It’s ironical that none of the Andhra political parties are staging demonstrations against the gas price hike. The YSR Congress issued one press statement; the Telugu Desam Party held a rally; the Congress remained mum, as did the TRS. The weakened Left seems to have little energy or drive to stage protests. With the schedule for panchayat elections having been announced (late July) and a decision on Telangana in the offing, parties have other priorities.
It wasn’t always like this. During the course of an interview to Outlook in 2006, the late Y.S. Rajasekhara Reddy had gritted his teeth when asked about his tussle with Reliance over reserves in KG basin and a fair allotment to Andhra Pradesh. “Gas is a natural resource, a property of the nation, not of a private company’s,” he had said. YSR said he raised the issue in the assembly as Opposition leader during Chandrababu Naidu’s rule, when the KG basin blocks came up for auction. At the time, the Gujarat government had participated in the bidding. YSR argued that by not acting similarly, the TDP government compromised the state’s future.
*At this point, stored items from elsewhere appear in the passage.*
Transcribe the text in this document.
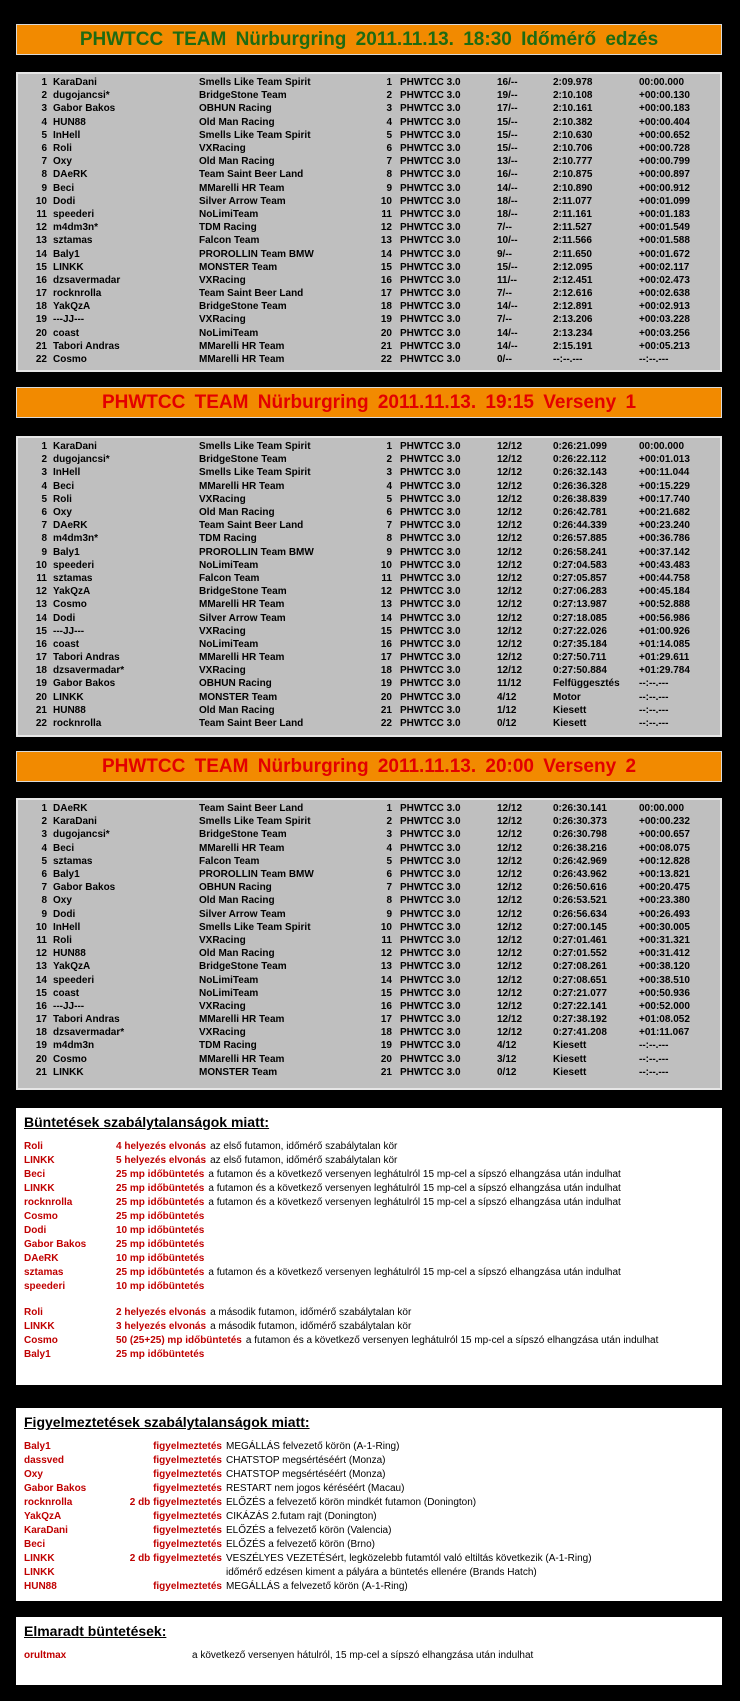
PHWTCC TEAM Nürburgring 2011.11.13. 18:30 Időmérő edzés
1	KaraDani	Smells Like Team Spirit	1	PHWTCC 3.0	16/--	2:09.978	00:00.000
2	dugojancsi*	BridgeStone Team	2	PHWTCC 3.0	19/--	2:10.108	+00:00.130
3	Gabor Bakos	OBHUN Racing	3	PHWTCC 3.0	17/--	2:10.161	+00:00.183
4	HUN88	Old Man Racing	4	PHWTCC 3.0	15/--	2:10.382	+00:00.404
5	InHell	Smells Like Team Spirit	5	PHWTCC 3.0	15/--	2:10.630	+00:00.652
6	Roli	VXRacing	6	PHWTCC 3.0	15/--	2:10.706	+00:00.728
7	Oxy	Old Man Racing	7	PHWTCC 3.0	13/--	2:10.777	+00:00.799
8	DAeRK	Team Saint Beer Land	8	PHWTCC 3.0	16/--	2:10.875	+00:00.897
9	Beci	MMarelli HR Team	9	PHWTCC 3.0	14/--	2:10.890	+00:00.912
10	Dodi	Silver Arrow Team	10	PHWTCC 3.0	18/--	2:11.077	+00:01.099
11	speederi	NoLimiTeam	11	PHWTCC 3.0	18/--	2:11.161	+00:01.183
12	m4dm3n*	TDM Racing	12	PHWTCC 3.0	7/--	2:11.527	+00:01.549
13	sztamas	Falcon Team	13	PHWTCC 3.0	10/--	2:11.566	+00:01.588
14	Baly1	PROROLLIN Team BMW	14	PHWTCC 3.0	9/--	2:11.650	+00:01.672
15	LINKK	MONSTER Team	15	PHWTCC 3.0	15/--	2:12.095	+00:02.117
16	dzsavermadar	VXRacing	16	PHWTCC 3.0	11/--	2:12.451	+00:02.473
17	rocknrolla	Team Saint Beer Land	17	PHWTCC 3.0	7/--	2:12.616	+00:02.638
18	YakQzA	BridgeStone Team	18	PHWTCC 3.0	14/--	2:12.891	+00:02.913
19	---JJ---	VXRacing	19	PHWTCC 3.0	7/--	2:13.206	+00:03.228
20	coast	NoLimiTeam	20	PHWTCC 3.0	14/--	2:13.234	+00:03.256
21	Tabori Andras	MMarelli HR Team	21	PHWTCC 3.0	14/--	2:15.191	+00:05.213
22	Cosmo	MMarelli HR Team	22	PHWTCC 3.0	0/--	--:--.---	--:--.---
PHWTCC TEAM Nürburgring 2011.11.13. 19:15 Verseny 1
1	KaraDani	Smells Like Team Spirit	1	PHWTCC 3.0	12/12	0:26:21.099	00:00.000
2	dugojancsi*	BridgeStone Team	2	PHWTCC 3.0	12/12	0:26:22.112	+00:01.013
3	InHell	Smells Like Team Spirit	3	PHWTCC 3.0	12/12	0:26:32.143	+00:11.044
4	Beci	MMarelli HR Team	4	PHWTCC 3.0	12/12	0:26:36.328	+00:15.229
5	Roli	VXRacing	5	PHWTCC 3.0	12/12	0:26:38.839	+00:17.740
6	Oxy	Old Man Racing	6	PHWTCC 3.0	12/12	0:26:42.781	+00:21.682
7	DAeRK	Team Saint Beer Land	7	PHWTCC 3.0	12/12	0:26:44.339	+00:23.240
8	m4dm3n*	TDM Racing	8	PHWTCC 3.0	12/12	0:26:57.885	+00:36.786
9	Baly1	PROROLLIN Team BMW	9	PHWTCC 3.0	12/12	0:26:58.241	+00:37.142
10	speederi	NoLimiTeam	10	PHWTCC 3.0	12/12	0:27:04.583	+00:43.483
11	sztamas	Falcon Team	11	PHWTCC 3.0	12/12	0:27:05.857	+00:44.758
12	YakQzA	BridgeStone Team	12	PHWTCC 3.0	12/12	0:27:06.283	+00:45.184
13	Cosmo	MMarelli HR Team	13	PHWTCC 3.0	12/12	0:27:13.987	+00:52.888
14	Dodi	Silver Arrow Team	14	PHWTCC 3.0	12/12	0:27:18.085	+00:56.986
15	---JJ---	VXRacing	15	PHWTCC 3.0	12/12	0:27:22.026	+01:00.926
16	coast	NoLimiTeam	16	PHWTCC 3.0	12/12	0:27:35.184	+01:14.085
17	Tabori Andras	MMarelli HR Team	17	PHWTCC 3.0	12/12	0:27:50.711	+01:29.611
18	dzsavermadar*	VXRacing	18	PHWTCC 3.0	12/12	0:27:50.884	+01:29.784
19	Gabor Bakos	OBHUN Racing	19	PHWTCC 3.0	11/12	Felfüggesztés	--:--.---
20	LINKK	MONSTER Team	20	PHWTCC 3.0	4/12	Motor	--:--.---
21	HUN88	Old Man Racing	21	PHWTCC 3.0	1/12	Kiesett	--:--.---
22	rocknrolla	Team Saint Beer Land	22	PHWTCC 3.0	0/12	Kiesett	--:--.---
PHWTCC TEAM Nürburgring 2011.11.13. 20:00 Verseny 2
1	DAeRK	Team Saint Beer Land	1	PHWTCC 3.0	12/12	0:26:30.141	00:00.000
2	KaraDani	Smells Like Team Spirit	2	PHWTCC 3.0	12/12	0:26:30.373	+00:00.232
3	dugojancsi*	BridgeStone Team	3	PHWTCC 3.0	12/12	0:26:30.798	+00:00.657
4	Beci	MMarelli HR Team	4	PHWTCC 3.0	12/12	0:26:38.216	+00:08.075
5	sztamas	Falcon Team	5	PHWTCC 3.0	12/12	0:26:42.969	+00:12.828
6	Baly1	PROROLLIN Team BMW	6	PHWTCC 3.0	12/12	0:26:43.962	+00:13.821
7	Gabor Bakos	OBHUN Racing	7	PHWTCC 3.0	12/12	0:26:50.616	+00:20.475
8	Oxy	Old Man Racing	8	PHWTCC 3.0	12/12	0:26:53.521	+00:23.380
9	Dodi	Silver Arrow Team	9	PHWTCC 3.0	12/12	0:26:56.634	+00:26.493
10	InHell	Smells Like Team Spirit	10	PHWTCC 3.0	12/12	0:27:00.145	+00:30.005
11	Roli	VXRacing	11	PHWTCC 3.0	12/12	0:27:01.461	+00:31.321
12	HUN88	Old Man Racing	12	PHWTCC 3.0	12/12	0:27:01.552	+00:31.412
13	YakQzA	BridgeStone Team	13	PHWTCC 3.0	12/12	0:27:08.261	+00:38.120
14	speederi	NoLimiTeam	14	PHWTCC 3.0	12/12	0:27:08.651	+00:38.510
15	coast	NoLimiTeam	15	PHWTCC 3.0	12/12	0:27:21.077	+00:50.936
16	---JJ---	VXRacing	16	PHWTCC 3.0	12/12	0:27:22.141	+00:52.000
17	Tabori Andras	MMarelli HR Team	17	PHWTCC 3.0	12/12	0:27:38.192	+01:08.052
18	dzsavermadar*	VXRacing	18	PHWTCC 3.0	12/12	0:27:41.208	+01:11.067
19	m4dm3n	TDM Racing	19	PHWTCC 3.0	4/12	Kiesett	--:--.---
20	Cosmo	MMarelli HR Team	20	PHWTCC 3.0	3/12	Kiesett	--:--.---
21	LINKK	MONSTER Team	21	PHWTCC 3.0	0/12	Kiesett	--:--.---
Büntetések szabálytalanságok miatt:
Roli	4 helyezés elvonás az első futamon, időmérő szabálytalan kör
LINKK	5 helyezés elvonás az első futamon, időmérő szabálytalan kör
Beci	25 mp időbüntetés a futamon és a következő versenyen leghátulról 15 mp-cel a sípszó elhangzása után indulhat
LINKK	25 mp időbüntetés a futamon és a következő versenyen leghátulról 15 mp-cel a sípszó elhangzása után indulhat
rocknrolla	25 mp időbüntetés a futamon és a következő versenyen leghátulról 15 mp-cel a sípszó elhangzása után indulhat
Cosmo	25 mp időbüntetés
Dodi	10 mp időbüntetés
Gabor Bakos	25 mp időbüntetés
DAeRK	10 mp időbüntetés
sztamas	25 mp időbüntetés a futamon és a következő versenyen leghátulról 15 mp-cel a sípszó elhangzása után indulhat
speederi	10 mp időbüntetés
Roli	2 helyezés elvonás a második futamon, időmérő szabálytalan kör
LINKK	3 helyezés elvonás a második futamon, időmérő szabálytalan kör
Cosmo	50 (25+25) mp időbüntetés a futamon és a következő versenyen leghátulról 15 mp-cel a sípszó elhangzása után indulhat
Baly1	25 mp időbüntetés
Figyelmeztetések szabálytalanságok miatt:
Baly1	figyelmeztetés MEGÁLLÁS felvezető körön (A-1-Ring)
dassved	figyelmeztetés CHATSTOP megsértéséért (Monza)
Oxy	figyelmeztetés CHATSTOP megsértéséért (Monza)
Gabor Bakos	figyelmeztetés RESTART nem jogos kéréséért (Macau)
rocknrolla	2 db figyelmeztetés ELŐZÉS a felvezető körön mindkét futamon (Donington)
YakQzA	figyelmeztetés CIKÁZÁS 2.futam rajt (Donington)
KaraDani	figyelmeztetés ELŐZÉS a felvezető körön (Valencia)
Beci	figyelmeztetés ELŐZÉS a felvezető körön (Brno)
LINKK	2 db figyelmeztetés VESZÉLYES VEZETÉSért, legközelebb futamtól való eltiltás következik (A-1-Ring)
LINKK	időmérő edzésen kiment a pályára a büntetés ellenére (Brands Hatch)
HUN88	figyelmeztetés MEGÁLLÁS a felvezető körön (A-1-Ring)
Elmaradt büntetések:
orultmax	a következő versenyen hátulról, 15 mp-cel a sípszó elhangzása után indulhat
As a CM who had almost single-handedly brought the Congress to power in 2004 on a promise of free power to farmers, a share in the gas in KG basin was crucial to YSR. In fact, such was the tussle between Reliance and YSR that files related to laying of pipelines moved at snail’s pace. He even spoke of leading an all-party delegation to the PM to seek a lower gas price for AP.
But in 2008, YSR said he would not pursue the fight for a reduction in gas price. “The Centre is bound by a contractual obligation under the New Exploration Licensing policy,” he explained. “There are fears that amendments now would hamper fresh investments,” he had said. YSR then dismissed reports that Reliance would face trouble while laying pipelines in Kakinada explaining that he was only concerned about a share in gas and special price for the state.
In 2009, a re-elected YSR government reopened the issue. He wrote a letter to the PMO in July, requesting that Andhra should get at least 10 per cent of the gas allocation on a preferential basis. He asked the PM to defend the Centre’s right to allocate national resources, as the legal battle between Mukesh Ambani’s RIL and Anil Ambani’s Reliance Natural Resources Ltd would hurt the common man. The Bombay High Court at the time had suggested that the two brothers could approach their mother for a solution, to which YSR had remarked that KG basin gas would be allotted to states by the Centre and not by Ambani brothers or their mother.